Not sure what you have in mind with this. There are almost certainly many more sites using com_search than com_finder and replacing one with the other would likely be a big upheaval for many folks. The aim with Joomla 4 is to break as little as possible.
Introduce result weighting
Smart Search already does that, or did you mean something else?
As for you other suggestions, I look forward to seeing PRs. However, I would urge you to try to make your changes in Joomla 3.x rather than 4.x so that more people can benefit in the near term. Most of these changes can be made without breaking BC.
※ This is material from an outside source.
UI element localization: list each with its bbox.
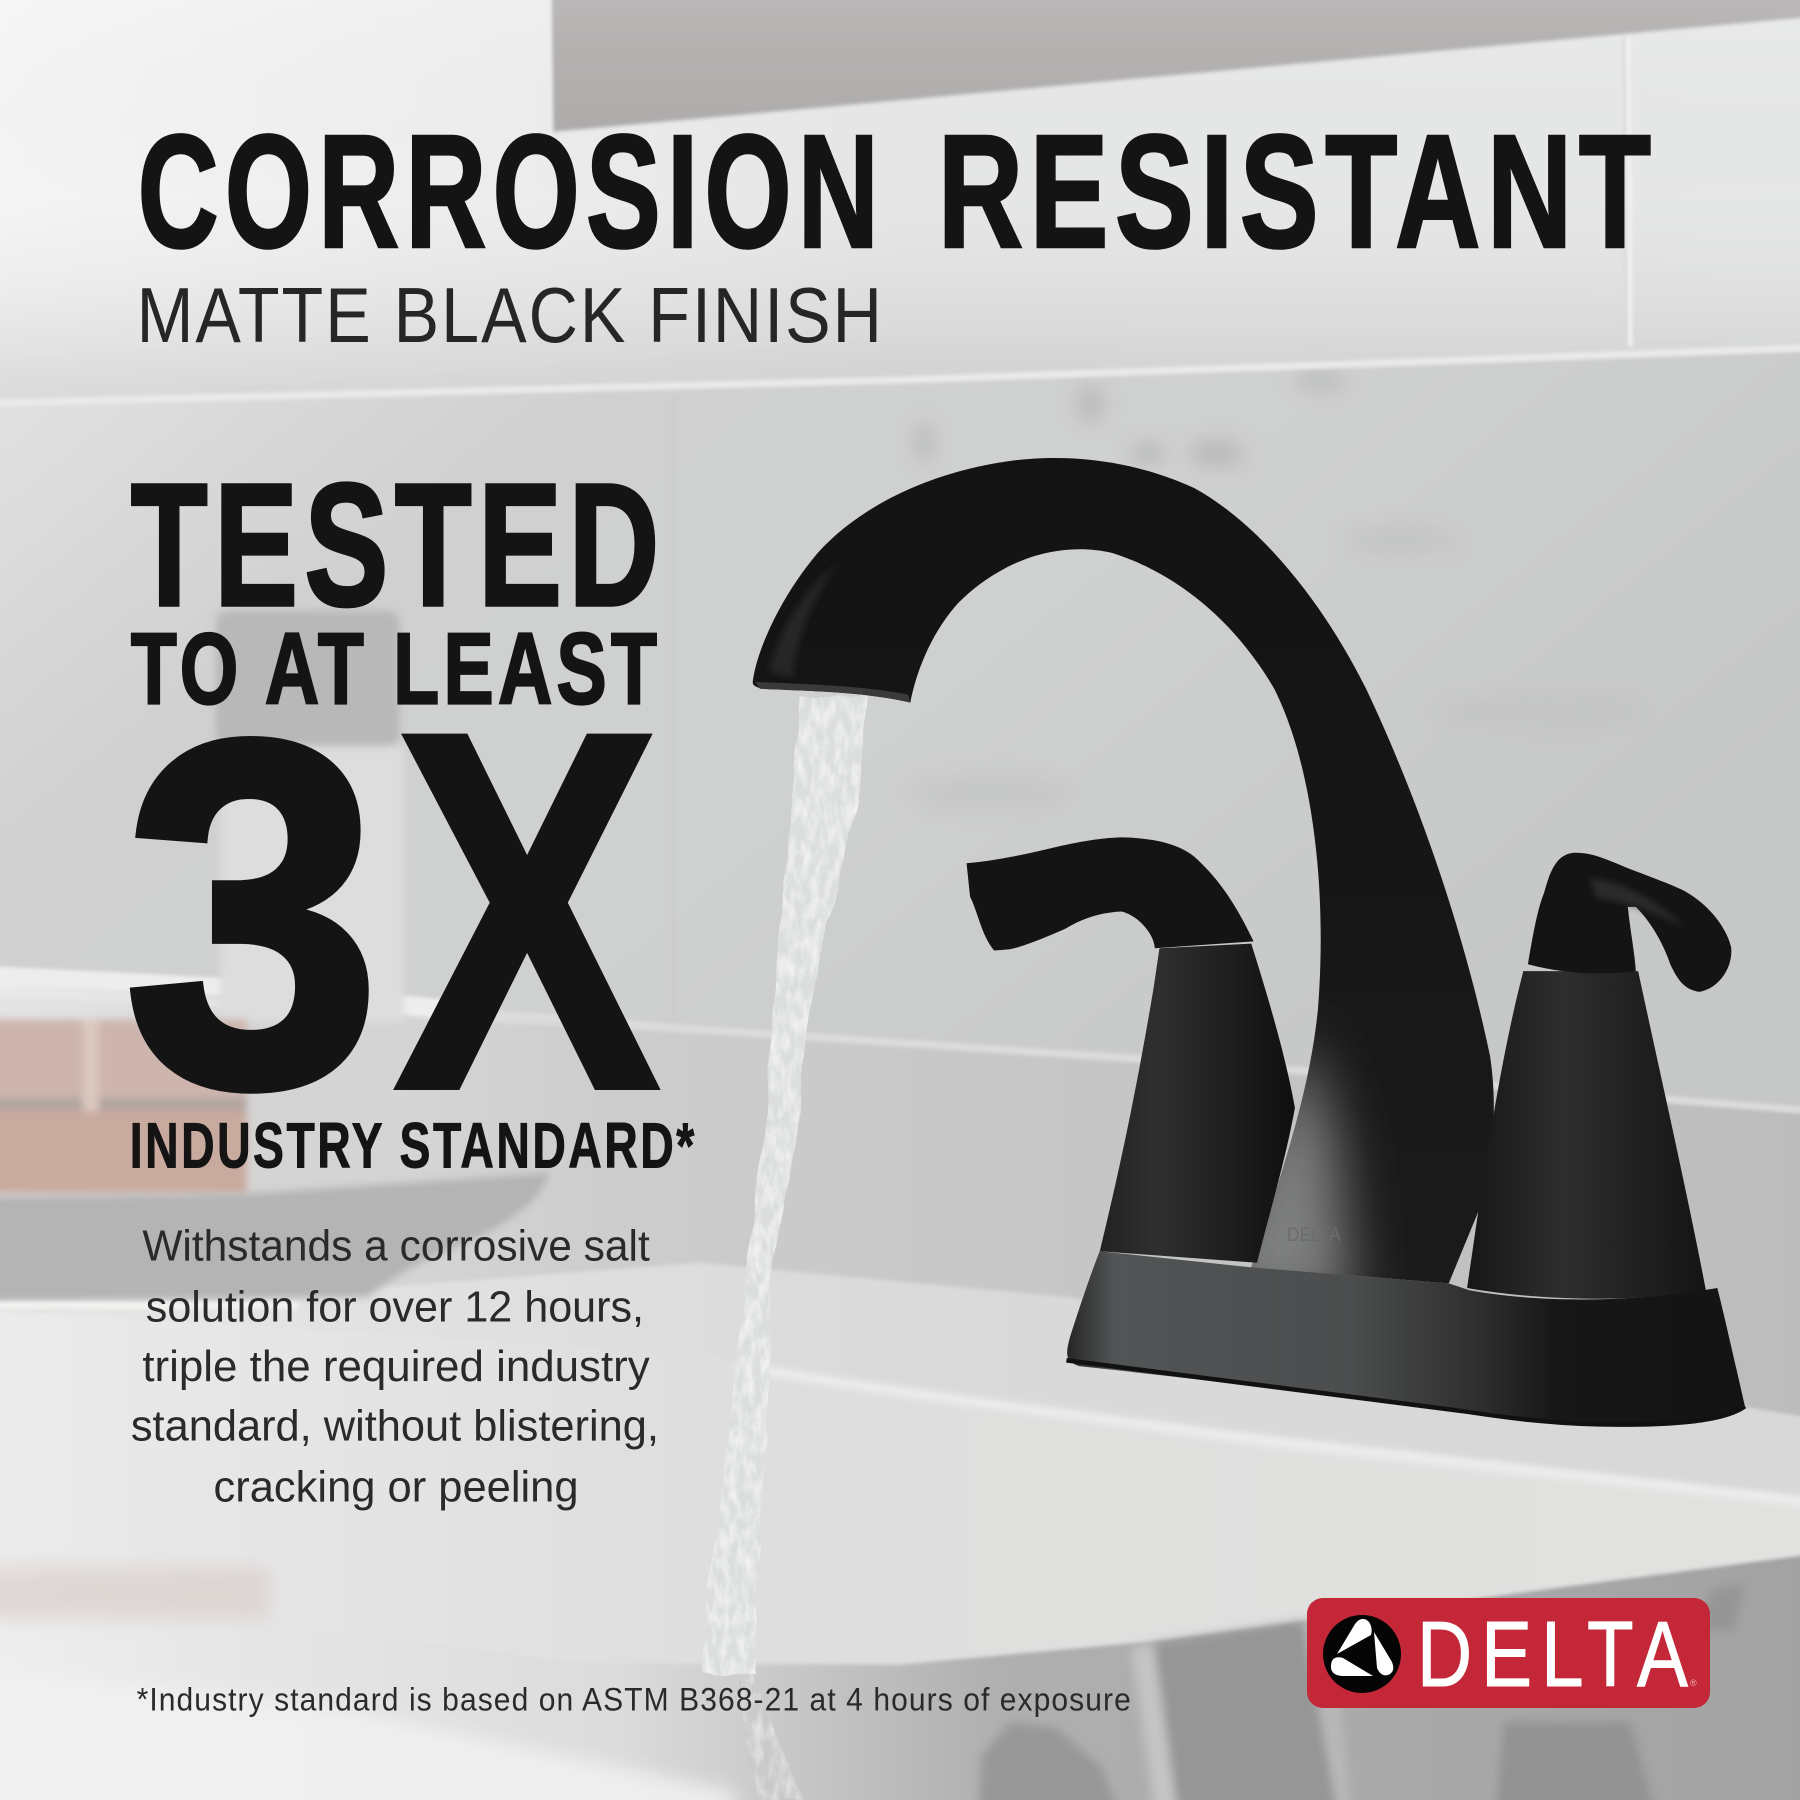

I'm not talking about replacing com_search with com_finder. I'm talking about integrating the backend functionality of com_finder into com_search and the frontend functionality into a search plugin. There should only be one search component in our system and the finder functionality should be a regular search plugin.
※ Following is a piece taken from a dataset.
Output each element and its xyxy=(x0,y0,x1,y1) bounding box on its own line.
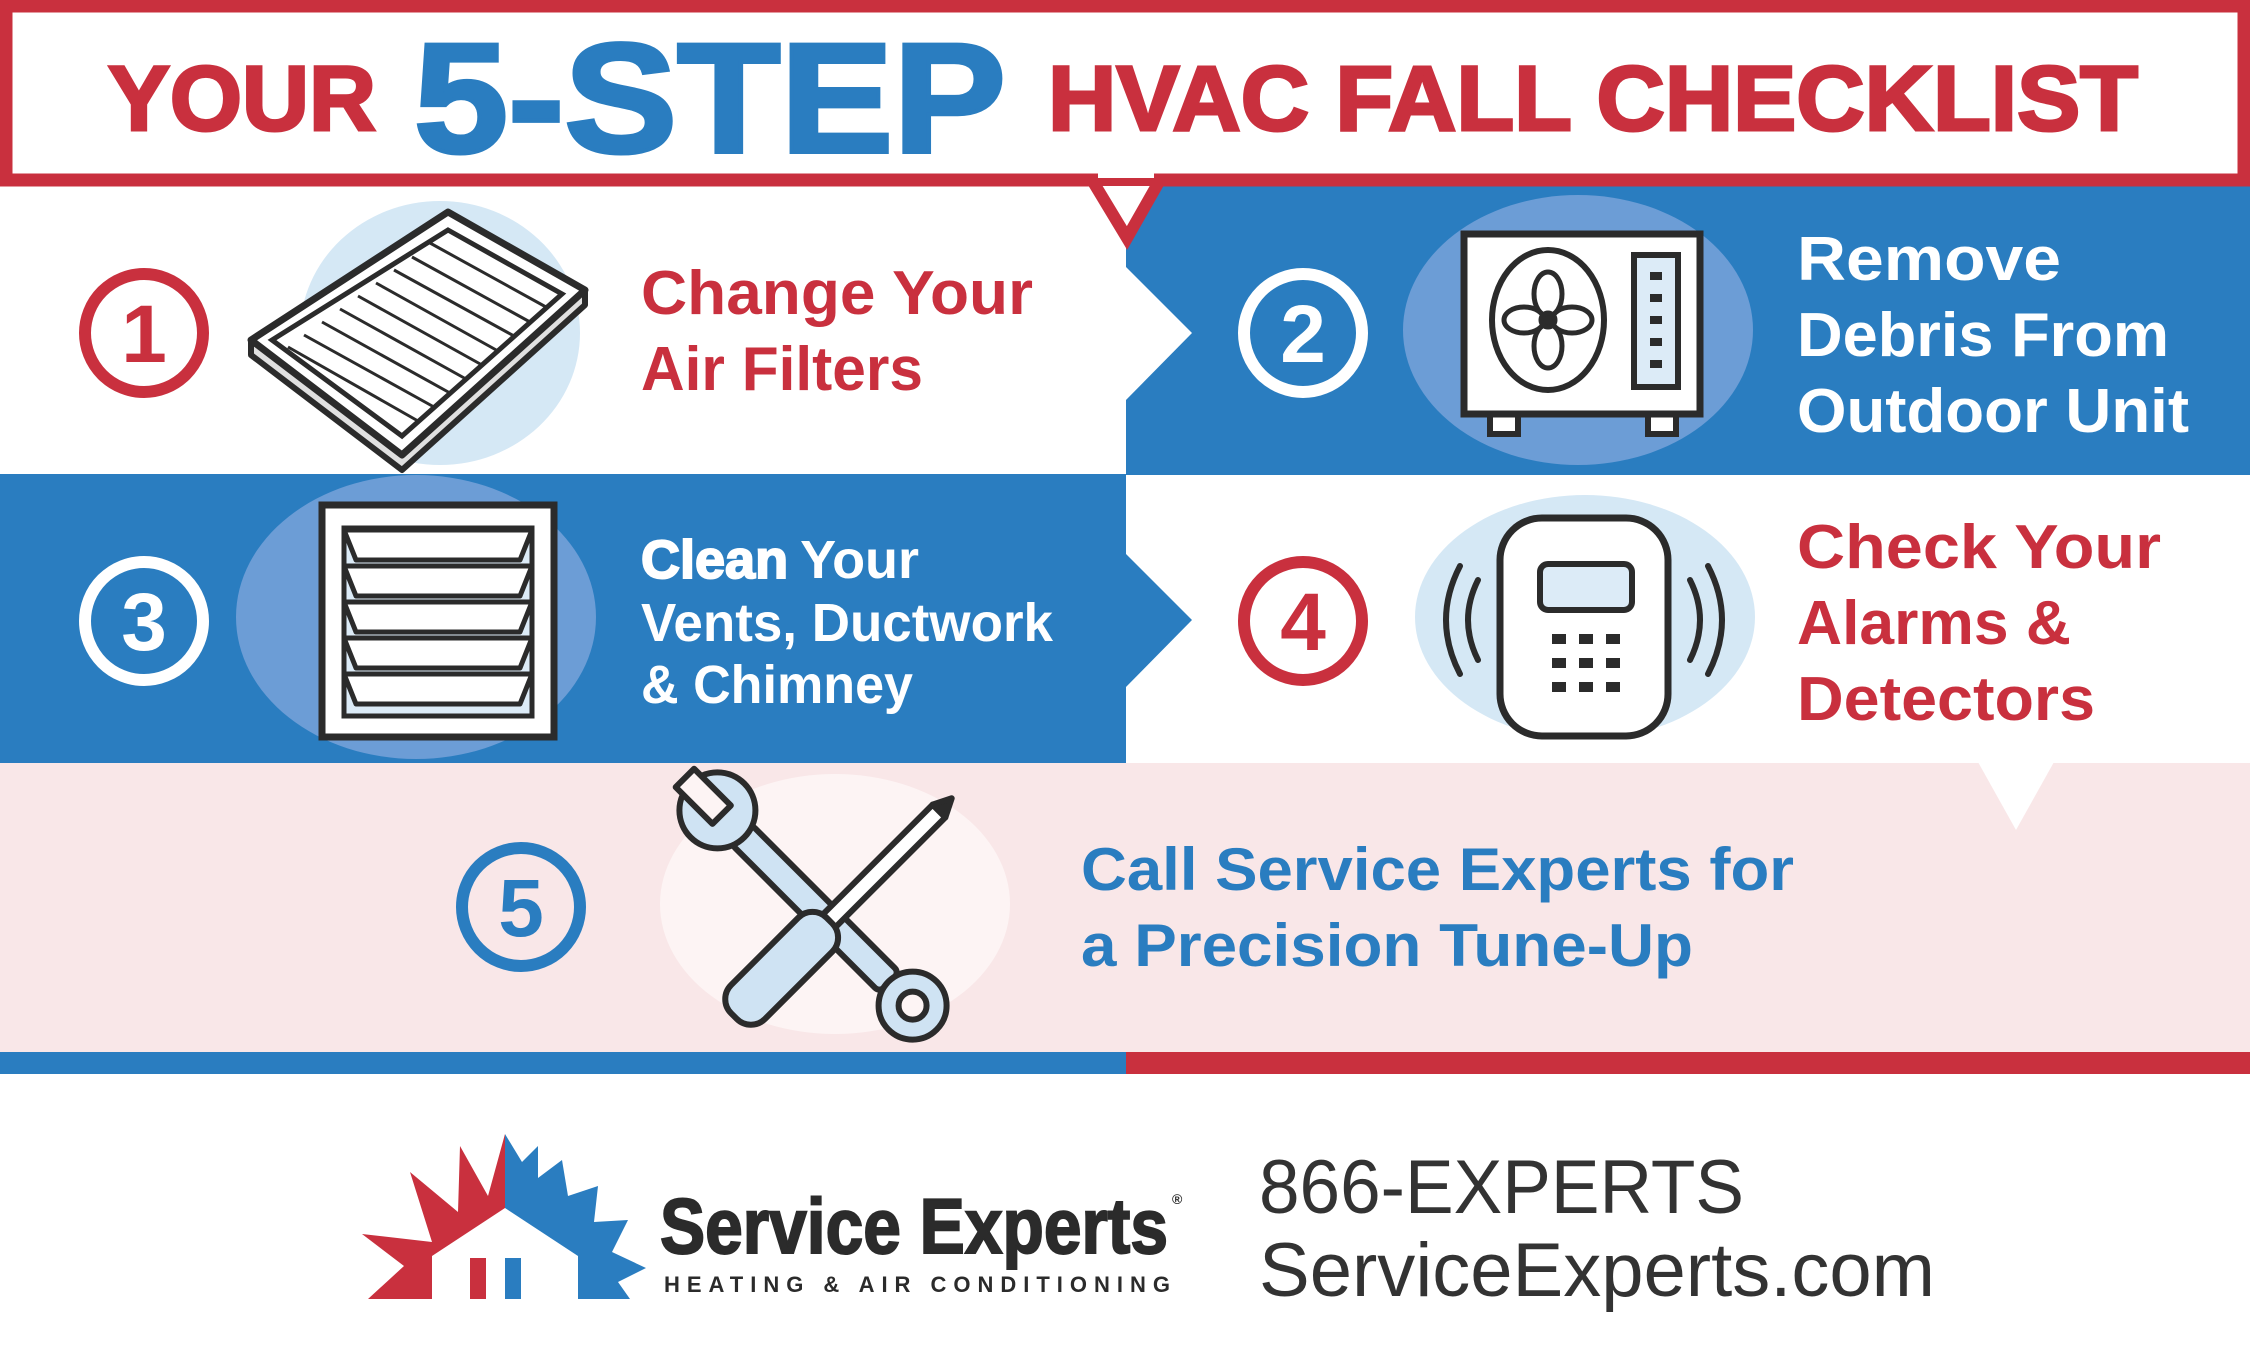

The weighting refers to introducing that to all search plugins. A weight can have values between 0 and 1. If the plugin does not provide a weight, 0.5 will be assumed.
Sorry, but I don't understand that at all. The front-end functionality of com_finder provides search across all content types, so if you put that functionality into a com_search plugin you might as well just switch the other plugins off leaving only the com_finder one. In which case, why have it as a plugin at all? And if it's not a plugin you just end up back where you started, with com_finder as implemented. I know this has nothing to do with this PR, but I just don't see what you're trying to achieve. What problem you are trying to solve?
com_finder provides search across all content types that it supports. Unfortunately there are quite a lot of extensions out there that don't provide a finder plugin, but just one for com_search. There are also a lot of situations, where you can not index the data like Finder needs it, for example when querying an external source. In those cases, we need something like com_search with its plugin structure. That is also the reason why we have com_search and com_finder in the first place. Otherwise com_search would have been replaced with com_finder in 1.6 directly.
We need a solution that allows to add external sources and we need a solution that allows all the old search plugins to be used. The logical solution would be to include Finder as a search plugin in com_search.
What makes you think that com_finder can't index external sources? It actually excels at it because search queries are made against the index rather than directly with the (potentially unreliable) external source. A slow external source would cripple com_search but would only slow com_finder's indexer down, leaving front-end searches unaffected.
The reason we still have two search components is that nobody has found the time to refine com_finder to the point where it can fully replace com_search. The sticking points are around the size of database tables, the performance of the indexer and some issues with multi-language use. All of these problems are solvable. The intention always was, and to my knowledge still is, to deprecate com_search in favour of com_finder at some point. That would have happened in J2.5 if com_finder had been ready back then.
Of course com_finder could index an external source. However I had to write a search plugin where it was not possible to index that external source, because that source did not provide the data. It only had an api to start a search and get the results. In those cases, com_finder would have been screwed.
If my approach is not what the leadership team wants, then tell me as an official statement and I will stop right here and now. Otherwise I will keep on coding and hopefully be able to provide a solution for 4.0.
What makes you think that com_finder can't index external sources?
If data are same forever then yes, they can be "indexed"
in other cases how do you use / combine (in real time) an external source ?
Status | Pending | ⇒ | Closed |
Closed_Date | 0000-00-00 00:00:00 | ⇒ | 2016-10-31 16:08:39 |
Closed_By | ⇒ | Hackwar |
Upgrade logic is missing. Maybe easiest way would be to drop all the existing tables and create the missing one. Then add post install message asking users to recreate index.